Kinoma
- Company type: Private
- Industry: Software engineering
- Founded: (2002)
- Headquarters: Palo Alto, California, United States
- Number of employees: 15 (2008)
- Website: kinoma.com/

= Kinoma =

Software engineering group specializing in ECMAScript for IoT

Kinoma, a division of Marvell Semiconductor, is a software engineering group providing an open-source, cross-platform ECMAScript stack aimed at developing software for Internet of Things products and other embedded devices. Additionally, Kinoma provides Kinoma Create, a hardware prototyping platform aimed at the independent maker community.

Kinoma initially offered consumer media players for the Palm OS Treo lineup. It expanded its offering starting in 2008 with Windows Mobile 6 and Symbian S60 devices, and in 2012 offered Kinoma Play for Android. Additionally, Kinoma licenses its core technologies for embedded/OEM products including Sling Media, Sprint Mobile TV, and Sony among others.

== Kinoma Player for Palm ==
Kinoma Player was offered as a default media player in Palm Treo–based devices.

Kinoma Player 4 EX was also sold as a premium media player on Palm OS–based phones until August 2010, which featured Kinoma Guide and YouTube video search. Kinoma Player 4 EX was sold until August 2010, and reached its support end-of-life on October 1, 2010.

==Kinoma Play==
Kinoma Play, introduced at Mobile World Congress 2011 and released on March 13, 2012, was a combination media player, media browser, and app platform. The default app in Kinoma Play, Kinoma Guide, contained mobile-specific content from a variety of sources on the Internet. Kinoma Play also had downloadable apps to extend its capabilities, such as Box.net, ORB, ShoutCAST, as well as social media clients for Twitter, Facebook, and Foursquare among others. Kinoma Play featured "dashboards" that aggregated search results from any installed Kinoma Play apps in one screen.

=== Windows Mobile 6.X/Symbian S60 – 2008–2012 ===
Kinoma Play was introduced for Windows Mobile 6.0 devices on August 25, 2008, for $29.95, with Kinoma FreePlay available to users as a demo of the Kinoma Guide. Kinoma Play was eventually made available on Symbian S60 phones on September 15, 2009. No version of Kinoma was made for successive platforms from either Microsoft or Symbian. On March 12, 2012, after announcing Android general availability, Kinoma removed their online store to pay for the app on Windows Mobile and Symbian.

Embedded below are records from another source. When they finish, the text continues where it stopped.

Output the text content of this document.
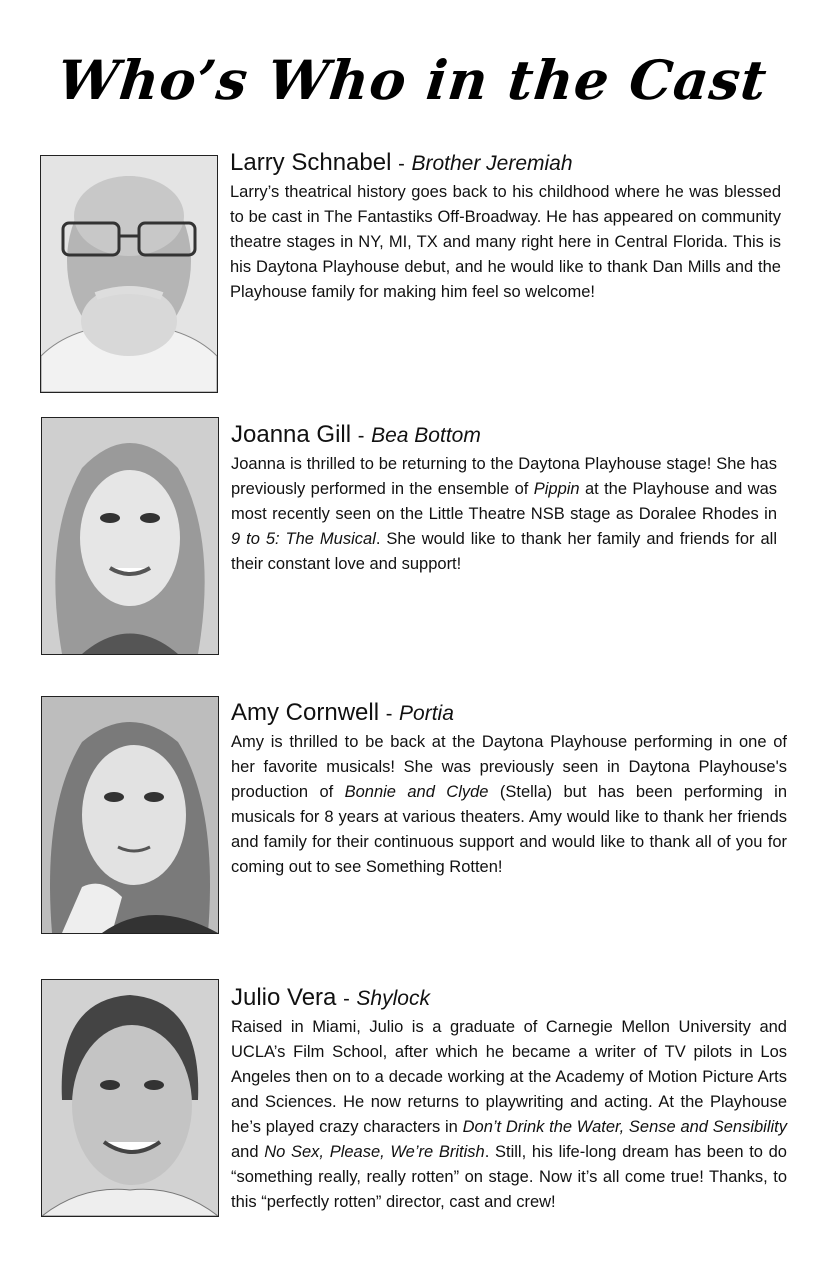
Who’s Who in the Cast
Larry Schnabel - Brother Jeremiah
Larry’s theatrical history goes back to his childhood where he was blessed to be cast in The Fantastiks Off-Broadway. He has appeared on community theatre stages in NY, MI, TX and many right here in Central Florida. This is his Daytona Playhouse debut, and he would like to thank Dan Mills and the Playhouse family for making him feel so welcome!
Joanna Gill - Bea Bottom
Joanna is thrilled to be returning to the Daytona Playhouse stage! She has previously performed in the ensemble of Pippin at the Playhouse and was most recently seen on the Little Theatre NSB stage as Doralee Rhodes in 9 to 5: The Musical. She would like to thank her family and friends for all their constant love and support!
Amy Cornwell - Portia
Amy is thrilled to be back at the Daytona Playhouse performing in one of her favorite musicals! She was previously seen in Daytona Playhouse's production of Bonnie and Clyde (Stella) but has been performing in musicals for 8 years at various theaters. Amy would like to thank her friends and family for their continuous support and would like to thank all of you for coming out to see Something Rotten!
Julio Vera - Shylock
Raised in Miami, Julio is a graduate of Carnegie Mellon University and UCLA’s Film School, after which he became a writer of TV pilots in Los Angeles then on to a decade working at the Academy of Motion Picture Arts and Sciences. He now returns to playwriting and acting. At the Playhouse he’s played crazy characters in Don’t Drink the Water, Sense and Sensibility and No Sex, Please, We’re British. Still, his life-long dream has been to do “something really, really rotten” on stage. Now it’s all come true! Thanks, to this “perfectly rotten” director, cast and crew!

On April 1, 2012, all Windows Mobile and Symbian Kinoma products were discontinued.

=== Android – 2012–2014 ===
In February 2011, shortly after being acquired by Marvell, Kinoma announced an Android platform beta of their Kinoma Play app. On March 12, 2012, Kinoma released a preview copy of Kinoma Play for Android to the public, which was offered free of charge, also announcing that the final version of the app will also be offered free of charge. On January 6, 2014, Kinoma announced the discontinuation of availability and support for the app.

== Kinoma Connect ==
Kinoma Connect, introduced at CES 2014, is an app for Android and iOS designed to stream media and podcasts from a handheld device or tablet to DLNA-equipped devices such as smart TVs and Blu-ray players.

== Kinoma Create ==
On March 10, 2014, Kinoma introduced Kinoma Create, a "JavaScript-powered Internet of Things construction kit" via an Indiegogo campaign that achieved over five times its funding goal. It is positioned to provide JavaScript developers a more accessible way to demo and prototype internet-connected devices.

== KinomaJS ==
KinomaJS is a solution stack featuring an ECMAScript 6 virtual machine (XS), a development framework, an abstraction layer providing platform/OS independence, and other utilities, functions and extensions.

On March 1, 2015, KinomaJS was posted on GitHub as open-source under Apache License 2.0.

On January 5, 2016, San Diego–based AstroPrint demonstrated a prototype 3D Printer in partnership with KinomaJS at CES 2016. The project was a fully functional, commercial example of the KinomaJS framework.

As of March 2018, KinomaJS repository on GitHub is unmaintained and succeeded by Moddable project.

== History ==
Kinoma was founded in 2002 by ex-Apple employees Peter Hoddie, Brian Friedkin, Michael Kellner, and Elizabeth Dykstra-Erickson to design and build mobile media products. All four founders worked together in Apple's QuickTime team.

On February 14, 2011, Marvell announced they had acquired Kinoma.

As of February 2019, the Kinoma website displays "Kinoma websites are no longer being supported." Peter Hoddie, Brian Friedkin and Michael Kellner are now listed as team members of Palo-Alto–based Internet-of-Things startup Moddable.